On paper, I feel like we are living the American dream: a faithful husband, 3 kids, a successful career, a nice house, 3 cars, a nanny--so what's my problem? The paper doesn't show how hard that "American Dream" is to hold onto. It doesn't show the constant monitoring of the banking account to make sure we can pay for this life. It doesn't show the unsurety of what this life we try so hard to hold onto is really bringing to us. On one hand I know I'm incredibly lucky and on the other I battle the "It's Not Fair!" demon that every once in a while gets the best of me. It got me good yesterday.

It started in morning and worked itself through my bitter day of compiling budget numbers and missing lunch. The constant questions and doubt I kept taxing myself. Why am I here? What did I do wrong to still be here? Why are my kids at the park with someone I PAY to look after them when I'd do it for free? Why am I not getting past the mommy angst I've been battling for the last 3 years!? Who the hell are the mom's who told my husband that I'd get past it at some point? Where do they live so I can go kick their asses for lying?! By the time the clock hit 5pm, I didn't care that I hadn't finished my work for the day. I just wanted my head to stop swirling.

After rushing from work (as much as one can rush in traffic) to Target so I could exchange a closet organizer at an attempt to keep my house in order, I turned and rushed to get to my daughter's soccer practice. Her practice is at a park between two neighborhoods I love. I remember looking at these homes when they were first models when my husband and I were just dating. It epitomized the very comfortable life we thought we'd have one day. The homes are big and spread out and everyones yard is well manicured. The cars are all nicely parked in their driveways and not on the curb. I think that birds actually break out in song as they hop from beautiful tree to beautiful tree in this neighborhood.
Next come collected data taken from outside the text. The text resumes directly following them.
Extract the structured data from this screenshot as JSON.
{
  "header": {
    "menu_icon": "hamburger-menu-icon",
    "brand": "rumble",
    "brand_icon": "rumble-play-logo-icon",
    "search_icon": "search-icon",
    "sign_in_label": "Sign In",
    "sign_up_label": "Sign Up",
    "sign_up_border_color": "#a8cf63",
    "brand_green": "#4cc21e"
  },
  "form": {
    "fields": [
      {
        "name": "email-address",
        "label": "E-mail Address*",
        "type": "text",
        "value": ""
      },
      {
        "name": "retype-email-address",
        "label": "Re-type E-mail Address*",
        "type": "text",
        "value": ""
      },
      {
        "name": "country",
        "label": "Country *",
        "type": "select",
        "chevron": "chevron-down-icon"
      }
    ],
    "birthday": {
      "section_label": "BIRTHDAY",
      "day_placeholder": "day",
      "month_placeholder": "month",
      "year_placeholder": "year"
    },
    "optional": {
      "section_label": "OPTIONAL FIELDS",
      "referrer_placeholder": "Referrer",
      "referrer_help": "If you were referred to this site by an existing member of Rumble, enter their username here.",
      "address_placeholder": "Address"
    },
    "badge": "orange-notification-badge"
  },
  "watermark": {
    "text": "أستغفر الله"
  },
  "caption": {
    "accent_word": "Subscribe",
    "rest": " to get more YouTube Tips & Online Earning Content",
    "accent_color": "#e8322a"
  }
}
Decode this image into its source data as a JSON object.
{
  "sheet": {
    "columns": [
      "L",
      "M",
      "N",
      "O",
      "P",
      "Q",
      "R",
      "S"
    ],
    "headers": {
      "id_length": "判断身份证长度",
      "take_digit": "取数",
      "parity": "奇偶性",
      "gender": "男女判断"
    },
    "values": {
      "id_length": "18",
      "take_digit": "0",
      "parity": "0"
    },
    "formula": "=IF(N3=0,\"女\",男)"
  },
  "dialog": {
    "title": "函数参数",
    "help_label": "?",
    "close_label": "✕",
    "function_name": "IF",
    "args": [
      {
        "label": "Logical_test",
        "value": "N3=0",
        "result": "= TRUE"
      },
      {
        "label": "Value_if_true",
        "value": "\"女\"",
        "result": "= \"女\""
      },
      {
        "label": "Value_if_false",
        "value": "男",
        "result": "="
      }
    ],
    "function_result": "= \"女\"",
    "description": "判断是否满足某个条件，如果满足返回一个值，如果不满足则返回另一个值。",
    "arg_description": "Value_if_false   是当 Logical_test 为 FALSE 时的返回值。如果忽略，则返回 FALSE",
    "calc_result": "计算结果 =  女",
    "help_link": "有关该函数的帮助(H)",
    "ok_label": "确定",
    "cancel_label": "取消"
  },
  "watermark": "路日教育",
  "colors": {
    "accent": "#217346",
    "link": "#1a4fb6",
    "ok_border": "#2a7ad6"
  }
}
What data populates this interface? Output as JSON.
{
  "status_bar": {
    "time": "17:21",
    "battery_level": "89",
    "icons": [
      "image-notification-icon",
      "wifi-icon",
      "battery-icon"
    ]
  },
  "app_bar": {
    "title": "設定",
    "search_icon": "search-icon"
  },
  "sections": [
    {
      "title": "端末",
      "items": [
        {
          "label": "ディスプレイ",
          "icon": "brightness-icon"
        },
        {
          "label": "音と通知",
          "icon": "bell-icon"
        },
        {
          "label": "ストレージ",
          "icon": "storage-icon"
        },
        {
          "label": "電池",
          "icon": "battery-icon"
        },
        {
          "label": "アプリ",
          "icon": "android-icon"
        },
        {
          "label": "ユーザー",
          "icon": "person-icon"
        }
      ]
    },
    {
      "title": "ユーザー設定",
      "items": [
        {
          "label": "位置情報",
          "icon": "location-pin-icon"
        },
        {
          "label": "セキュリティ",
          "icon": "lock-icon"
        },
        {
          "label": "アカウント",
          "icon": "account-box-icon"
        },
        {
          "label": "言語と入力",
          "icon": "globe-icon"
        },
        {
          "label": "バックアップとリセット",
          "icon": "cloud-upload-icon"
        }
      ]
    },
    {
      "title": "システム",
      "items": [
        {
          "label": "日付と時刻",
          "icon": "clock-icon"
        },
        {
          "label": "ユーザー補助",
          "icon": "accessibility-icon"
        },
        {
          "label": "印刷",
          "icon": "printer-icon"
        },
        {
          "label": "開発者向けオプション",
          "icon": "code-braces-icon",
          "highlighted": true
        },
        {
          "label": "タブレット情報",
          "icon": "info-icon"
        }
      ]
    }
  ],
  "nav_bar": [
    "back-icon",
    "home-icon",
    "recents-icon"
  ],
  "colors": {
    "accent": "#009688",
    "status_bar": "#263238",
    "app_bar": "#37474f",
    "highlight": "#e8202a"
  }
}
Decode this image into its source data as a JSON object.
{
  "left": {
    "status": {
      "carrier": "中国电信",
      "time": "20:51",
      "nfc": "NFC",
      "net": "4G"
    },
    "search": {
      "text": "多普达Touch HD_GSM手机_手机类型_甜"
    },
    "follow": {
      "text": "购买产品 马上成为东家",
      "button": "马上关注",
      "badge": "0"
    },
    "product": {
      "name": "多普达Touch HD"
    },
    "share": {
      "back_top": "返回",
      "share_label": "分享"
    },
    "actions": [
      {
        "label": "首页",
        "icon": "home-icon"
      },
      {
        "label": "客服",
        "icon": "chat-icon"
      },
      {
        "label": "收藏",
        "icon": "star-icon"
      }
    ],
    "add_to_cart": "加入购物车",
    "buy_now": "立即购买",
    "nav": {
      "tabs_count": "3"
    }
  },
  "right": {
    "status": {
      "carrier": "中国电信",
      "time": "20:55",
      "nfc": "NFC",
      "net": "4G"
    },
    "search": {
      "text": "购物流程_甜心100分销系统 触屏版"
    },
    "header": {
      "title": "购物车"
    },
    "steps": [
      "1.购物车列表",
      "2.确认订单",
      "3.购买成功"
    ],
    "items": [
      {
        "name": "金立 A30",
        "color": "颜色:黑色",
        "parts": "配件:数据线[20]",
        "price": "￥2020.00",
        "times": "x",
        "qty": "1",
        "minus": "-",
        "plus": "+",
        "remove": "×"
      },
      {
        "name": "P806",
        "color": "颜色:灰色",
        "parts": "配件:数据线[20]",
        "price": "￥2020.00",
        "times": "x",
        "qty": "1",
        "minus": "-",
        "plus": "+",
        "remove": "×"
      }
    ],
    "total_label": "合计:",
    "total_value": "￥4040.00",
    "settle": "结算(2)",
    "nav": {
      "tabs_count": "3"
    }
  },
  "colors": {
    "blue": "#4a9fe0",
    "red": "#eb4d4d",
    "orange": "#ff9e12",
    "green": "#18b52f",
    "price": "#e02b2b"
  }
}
Instead of focusing on how pretty the drive in was, I drive down the smoothly paved streets and am reminded that I will most likely never be able to afford this neighborhood. I'm embarrassed to admit this, but I found myself green with envy. As I sat with the other moms who actually do live in the neighborhood, I found myself wishing they were mean so I could have a viable reason to not like them. But they weren't. They were really nice and friendly--making my envy even worse.

Truthfully, I knew all the answers to my brain bending questions: I go to work because I really love my family and I'll keep doing it to be able to provide a life for them. At the end of the day, even in the throngs of my pity party, it's not fair that people in Africa are starving and a nice woman down the street has cancer. Brain teaser solved.